Thursday, July 25, 2013

Detroit

I've seen a lot of columns on the failure of Detroit but none of them really discuss the real problems. I'm not an expert on the subject but there are a lot of obvious holes in the current analysis.

Something that is almost never mentions is that the population of the Greater Detroit Metro Area is stable. People are leaving Detroit proper but not the area. Paul Krugman refers to Detroit as a market failure without explanation but this is what he means.

Detroit is in trouble because its population and tax base have been shrinking while its liabilities stay the same. One of its biggest liabilities is its retirement system. A proper retirement system invests workers funds during their tenure and pays the retirement out of the profits from those investments. That means that retired workers would continue to receive their checks, even if Detroit were to go bankrupt. Detroit didn't do that. It opted for a pay-as-you-go system where today's retirement checks are paid for from today's taxes. This is manageable as long as the tax base is stable or growing. With a shrinking tax base, it becomes untenable. This is the same problem that the Detroit automakers face.

Since the retirement checks and other fixed expenses have to be paid, cuts have to be made in services. That is why the streetlights dont' work and it takes an hour for the police to arrive in an emergency.

Detroit could have survived the bad pension plan if it had a stable tax base but it does not. It has been hemorrhaging residents. Liberals chalk this up to White Flight. If whites had only stayed put after the race riots in the 1960s, Detroit would be fine.

This is simplistic. There were many factors that led to the population loss. Ironically, the automobile and the rise of the suburbs are a big factor in Detroit. Unlike many cities, Detroit is on flat land which encourages urban sprawl. As the metro area expands, it drains people from the center. This has been a problem for most US cities to some degree or another. Decades of corruption and mismanagement are another factor. The process was also self-sustaining. As the population left Detroit proper, city services were reduced and crime increased. This encouraged more people to leave which fed the cycle. Even black families gave up on their old neighborhoods as crime rose. Businesses followed the population or took advantage of undeveloped land on the outskirts of the metro area.

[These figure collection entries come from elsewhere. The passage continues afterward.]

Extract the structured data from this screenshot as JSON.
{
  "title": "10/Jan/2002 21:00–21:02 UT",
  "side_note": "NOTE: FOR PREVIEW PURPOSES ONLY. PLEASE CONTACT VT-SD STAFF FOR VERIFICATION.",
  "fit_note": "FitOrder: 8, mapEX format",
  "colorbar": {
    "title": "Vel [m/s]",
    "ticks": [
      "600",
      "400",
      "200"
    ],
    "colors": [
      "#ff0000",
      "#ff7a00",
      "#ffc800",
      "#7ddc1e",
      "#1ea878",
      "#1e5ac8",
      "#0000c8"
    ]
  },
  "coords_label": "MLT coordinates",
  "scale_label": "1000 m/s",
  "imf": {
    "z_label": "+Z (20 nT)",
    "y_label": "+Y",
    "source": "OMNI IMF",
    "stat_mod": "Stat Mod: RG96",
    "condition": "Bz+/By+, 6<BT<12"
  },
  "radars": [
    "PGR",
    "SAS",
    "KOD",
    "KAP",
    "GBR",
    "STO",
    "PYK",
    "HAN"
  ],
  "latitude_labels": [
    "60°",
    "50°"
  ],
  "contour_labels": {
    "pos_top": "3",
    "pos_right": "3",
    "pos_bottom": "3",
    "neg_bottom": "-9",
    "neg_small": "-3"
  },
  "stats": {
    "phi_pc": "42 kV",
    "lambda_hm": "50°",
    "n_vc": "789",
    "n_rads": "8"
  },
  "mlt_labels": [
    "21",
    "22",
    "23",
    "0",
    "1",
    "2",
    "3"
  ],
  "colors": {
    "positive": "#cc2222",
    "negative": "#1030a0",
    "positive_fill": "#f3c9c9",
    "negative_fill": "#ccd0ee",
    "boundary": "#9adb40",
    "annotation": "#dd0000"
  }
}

This is the market failure that Krugman referred to. When given a choice between Detroit proper and other cities in the metro area, the population overwhelmingly chose to leave Detroit.

What can we learn from this? One lesson is the one Krugman wants to downplay - that underfunded pension systems can drag down cities. Another is that you can't mismanage a city indefinitely. Detroit may be unique but many of the factors that brought it down exist in other cities.